April 16, 2015
So it finally happened. Yesterday the European Commission announced it had sent Google a Statement of Objections (SO), accusing it of abusing its dominant position in search to unfairly give advantages to its comparison shopping service, Google Shopping.
This is obviously hugely important. As I have argued here before, the outcome of this case has implications for the competitiveness of large sections of the European economy. Like so many others, I am delighted that the Commission has given itself the leverage it needs to bring Google into a serious discussion after the frankly laughable settlement offers Google made to Vice President Almunia in 2013 and 2014. Commissioner Vestager can count on us to do what we can to support her team. We’d like to see DG COMP and the Commission come out of this process with strengthened credibility and authority, so that it can be better placed to deal with other competition problems in our sector as they arise. I am convinced that success in this case would reduce the pressure for legislative regulation of all “platforms” – which is a concept so vague and nebulous that it carries considerable risks for European Internet companies.
Moreover, along with the strengthened credibility and authority that success would bring, this case could play an important part in rebuilding the image of the EU with citizens. This is certainly not to say that one should approach this as a front in a battle with the United States, or a struggle between Europe and American Internet companies, or even a war against Google itself. On the contrary, this case should be seen as part of a process of helping a fantastic, exciting, world-changing company that still wants to behave like a startup to understand that its scale and power give it great responsibility, and that it needs to take that responsibility seriously if it wants to retain the long-term trust of its customers.
That’s why it was so disappointing to see Google hit back publicly in the way it did yesterday, with colourful graphs implying that Google Shopping is primarily a web site with traffic.

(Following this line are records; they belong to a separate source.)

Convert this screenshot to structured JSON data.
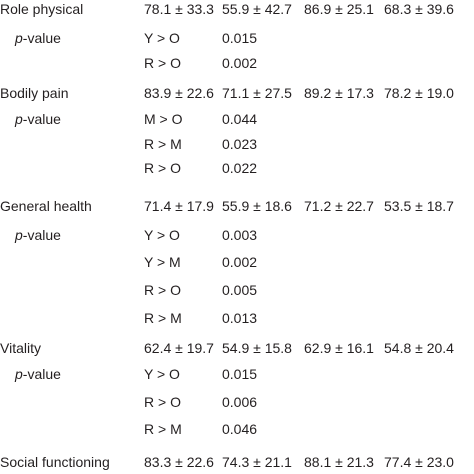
{
  "rows": [
    {
      "label": "Role physical",
      "c1": "78.1 ± 33.3",
      "c2": "55.9 ± 42.7",
      "c3": "86.9 ± 25.1",
      "c4": "68.3 ± 39.6"
    },
    {
      "label_italic": "p",
      "label_rest": "-value",
      "c1": "Y > O",
      "c2": "0.015"
    },
    {
      "c1": "R > O",
      "c2": "0.002"
    },
    {
      "label": "Bodily pain",
      "c1": "83.9 ± 22.6",
      "c2": "71.1 ± 27.5",
      "c3": "89.2 ± 17.3",
      "c4": "78.2 ± 19.0"
    },
    {
      "label_italic": "p",
      "label_rest": "-value",
      "c1": "M > O",
      "c2": "0.044"
    },
    {
      "c1": "R > M",
      "c2": "0.023"
    },
    {
      "c1": "R > O",
      "c2": "0.022"
    },
    {
      "label": "General health",
      "c1": "71.4 ± 17.9",
      "c2": "55.9 ± 18.6",
      "c3": "71.2 ± 22.7",
      "c4": "53.5 ± 18.7"
    },
    {
      "label_italic": "p",
      "label_rest": "-value",
      "c1": "Y > O",
      "c2": "0.003"
    },
    {
      "c1": "Y > M",
      "c2": "0.002"
    },
    {
      "c1": "R > O",
      "c2": "0.005"
    },
    {
      "c1": "R > M",
      "c2": "0.013"
    },
    {
      "label": "Vitality",
      "c1": "62.4 ± 19.7",
      "c2": "54.9 ± 15.8",
      "c3": "62.9 ± 16.1",
      "c4": "54.8 ± 20.4"
    },
    {
      "label_italic": "p",
      "label_rest": "-value",
      "c1": "Y > O",
      "c2": "0.015"
    },
    {
      "c1": "R > O",
      "c2": "0.006"
    },
    {
      "c1": "R > M",
      "c2": "0.046"
    },
    {
      "label": "Social functioning",
      "c1": "83.3 ± 22.6",
      "c2": "74.3 ± 21.1",
      "c3": "88.1 ± 21.3",
      "c4": "77.4 ± 23.0"
    }
  ]
}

In fact, of course, what complainants have alleged is precisely that Google Shopping takes traffic away from them not because it has a web site, but because it is inserted into the best real estate on the search results page. Users don’t have to go onto the Google Shopping site (and thereby contribute to the numbers shown on the graph) in order to use the service. It’s exactly this ability to avoid one of the major barriers to entry that is problematic.
While some might interpret this as a deliberate deception, I tend to believe it must have been a mistake. Because if you look closely at the graphs, you can see that the introduction of the Google Shopping service coincides with substantial reduction in the traffic going to the “competing” sites shown, or at minimum noticeable drops in the rate of growth. The German market (see above) certainly seems to have suffered from the introduction of Google Shopping, with traffic dropping for all but the most insignificant players.
The French market looks fundamentally more competitive, but only Amazon’s traffic seems to have grown since the launch of Google Shopping.
Take a look at the UK graph. Big drop in traffic for eBay, slight drop for Amazon, and pretty stable traffic for the non-threatening small fry.
Of course Google has to tread a fine line here. It needs to argue to regulators that Google Shopping hasn’t had a significant impact on the market, while presumably reassuring investors that it’s a product with a future.
In short, these graphs seem to me to undermine, rather than strengthen, Google’s case. But perhaps we should not be surprised. Google is not a machine – it is a collection of human employees. And making mistakes under pressure is only human.